How to throw a 1920’s New Year’s Eve party:

https://www.telegraph.co.uk/topics/christmas/10404483/How-to-throw-a-1920s-cocktail-party.html
  • Send out black and white, art deco party invitations;
  • Invitation should include a one-page list of common 1920s slang phrases.
  • Have a nondescript entrance to your “speakeasy”;
  • Entrance requires a secret password;
  • Encourage guests to dress like an extra in The Great Gatsby: flappers, gangsters, tycoons, and newsboys. Hats, spats, plus fours, dresses with fringe.
  • Have a silent movie playing in the background;
  • Engage a dance-instructor to teach everyone to dance The Charleston;
  • Here’s the sound-track for your party: https://open.spotify.com/album/0vO7F7XD2FawRZNAJp9y29
  • Champagne and period cocktails.
 
Messages
17,199
Location
New York City
Have lots of bottles behind the bar, all with fancy labels, and all containing the same vile-smelling straw-colored liquid spiked with industrial ethanol. Or if you want to be really authentic, throw in some methanol.

But you could always drink some Radithor to deal with the hangover:

Radithor was a patent medicine that is a well-known example of radioactive quackery and specifically of excessively broad and pseudoscientific application of the principle of radiation hormesis. It consisted of triple distilled water containing at a minimum 1 microcurie (37 kBq) each of the radium 226 and 228 isotopes.
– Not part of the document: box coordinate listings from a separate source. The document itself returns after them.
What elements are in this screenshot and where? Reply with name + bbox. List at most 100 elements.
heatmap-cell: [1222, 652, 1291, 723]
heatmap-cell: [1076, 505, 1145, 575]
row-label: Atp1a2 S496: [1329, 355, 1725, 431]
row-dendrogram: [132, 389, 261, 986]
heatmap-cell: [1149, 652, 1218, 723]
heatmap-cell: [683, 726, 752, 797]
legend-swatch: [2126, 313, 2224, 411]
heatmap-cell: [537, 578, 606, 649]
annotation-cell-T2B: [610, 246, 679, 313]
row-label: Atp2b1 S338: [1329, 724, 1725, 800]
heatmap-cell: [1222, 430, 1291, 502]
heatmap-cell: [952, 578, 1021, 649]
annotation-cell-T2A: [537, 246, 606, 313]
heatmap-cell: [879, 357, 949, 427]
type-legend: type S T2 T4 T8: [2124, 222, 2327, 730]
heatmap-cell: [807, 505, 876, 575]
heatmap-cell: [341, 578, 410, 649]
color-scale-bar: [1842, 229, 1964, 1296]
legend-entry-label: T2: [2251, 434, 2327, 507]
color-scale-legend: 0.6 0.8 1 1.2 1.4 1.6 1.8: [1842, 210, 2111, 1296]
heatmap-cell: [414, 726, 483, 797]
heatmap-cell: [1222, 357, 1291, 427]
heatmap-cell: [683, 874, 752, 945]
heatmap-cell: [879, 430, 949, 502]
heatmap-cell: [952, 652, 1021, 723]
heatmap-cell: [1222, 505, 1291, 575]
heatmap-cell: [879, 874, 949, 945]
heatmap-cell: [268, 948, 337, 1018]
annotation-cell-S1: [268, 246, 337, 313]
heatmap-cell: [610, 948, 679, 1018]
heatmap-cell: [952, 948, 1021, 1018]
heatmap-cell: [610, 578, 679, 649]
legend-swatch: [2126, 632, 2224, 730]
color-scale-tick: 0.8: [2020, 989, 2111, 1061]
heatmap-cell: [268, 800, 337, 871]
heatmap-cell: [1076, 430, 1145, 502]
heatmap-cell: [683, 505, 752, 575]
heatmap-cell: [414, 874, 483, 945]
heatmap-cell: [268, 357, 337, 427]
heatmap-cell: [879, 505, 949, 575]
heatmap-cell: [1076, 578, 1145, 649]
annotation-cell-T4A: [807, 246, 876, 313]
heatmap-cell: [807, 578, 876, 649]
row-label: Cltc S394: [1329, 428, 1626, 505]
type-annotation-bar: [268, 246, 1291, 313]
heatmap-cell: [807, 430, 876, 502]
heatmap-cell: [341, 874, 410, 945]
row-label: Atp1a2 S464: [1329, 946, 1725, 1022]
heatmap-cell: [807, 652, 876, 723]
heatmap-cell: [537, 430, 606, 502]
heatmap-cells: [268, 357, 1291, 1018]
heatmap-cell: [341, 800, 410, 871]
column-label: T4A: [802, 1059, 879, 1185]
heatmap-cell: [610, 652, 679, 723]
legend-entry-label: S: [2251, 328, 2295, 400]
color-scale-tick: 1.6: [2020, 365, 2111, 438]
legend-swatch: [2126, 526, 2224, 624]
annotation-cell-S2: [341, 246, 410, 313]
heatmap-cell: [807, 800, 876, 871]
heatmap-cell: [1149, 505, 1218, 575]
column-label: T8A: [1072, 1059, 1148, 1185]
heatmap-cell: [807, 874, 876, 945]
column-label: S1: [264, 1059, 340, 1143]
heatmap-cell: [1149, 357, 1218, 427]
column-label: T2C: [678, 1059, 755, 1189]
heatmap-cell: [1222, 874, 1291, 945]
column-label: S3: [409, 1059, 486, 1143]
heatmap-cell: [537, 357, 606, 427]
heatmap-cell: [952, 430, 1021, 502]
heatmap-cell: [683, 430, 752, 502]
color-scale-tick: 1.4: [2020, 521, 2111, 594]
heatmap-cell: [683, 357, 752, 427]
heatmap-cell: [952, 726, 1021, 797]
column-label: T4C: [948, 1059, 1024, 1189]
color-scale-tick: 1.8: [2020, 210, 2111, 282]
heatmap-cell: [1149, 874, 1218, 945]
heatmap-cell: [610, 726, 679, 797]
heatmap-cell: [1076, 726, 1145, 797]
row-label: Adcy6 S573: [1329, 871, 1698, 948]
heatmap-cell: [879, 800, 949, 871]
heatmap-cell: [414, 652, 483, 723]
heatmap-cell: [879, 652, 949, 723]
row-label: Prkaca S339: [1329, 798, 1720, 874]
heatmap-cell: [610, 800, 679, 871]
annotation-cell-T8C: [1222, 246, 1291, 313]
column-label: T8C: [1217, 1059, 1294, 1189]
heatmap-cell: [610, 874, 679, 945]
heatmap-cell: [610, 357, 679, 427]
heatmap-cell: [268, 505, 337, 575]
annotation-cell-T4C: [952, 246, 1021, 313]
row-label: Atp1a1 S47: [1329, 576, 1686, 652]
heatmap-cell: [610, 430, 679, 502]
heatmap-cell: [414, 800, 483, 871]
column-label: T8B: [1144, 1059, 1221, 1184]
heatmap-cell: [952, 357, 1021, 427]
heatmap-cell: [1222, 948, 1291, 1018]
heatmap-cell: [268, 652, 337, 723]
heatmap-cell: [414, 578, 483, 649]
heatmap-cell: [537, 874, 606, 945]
Radithor was manufactured from 1918 to 1928 by the Bailey Radium Laboratories, Inc., of East Orange, New Jersey. The owner of the company and head of the laboratories was listed as William J. A. Bailey, a dropout from Harvard College,[1] who was not a medical doctor.[2] It was advertised as "A Cure for the Living Dead"[3] as well as "Perpetual Sunshine". The expensive product was claimed to cure impotence, among other ills.[4]

https://en.wikipedia.org/wiki/Radithor
 

LizzieMaine

Bartender
Messages
33,735
Location
Where The Tourists Meet The Sea
Eben Byers' bones were dug up forty years after his death and they were still glowing. You can't say that Radithor was mislabled!

There's a very signficant book from 1932 called "100,000,000 Guinea Pigs," by consumer activists Arthur Kallet and Frederick Schlink, in which many of these quack products of the twenties are exposed to the spotlight of scientific rigor -- Radithor is in there, along with such horrors as Kormelu, a thallium-based depilatory that caused not just unwanted hair to fall out, but all the rest of it as well -- and would induce paralysis and/or cancer to boot.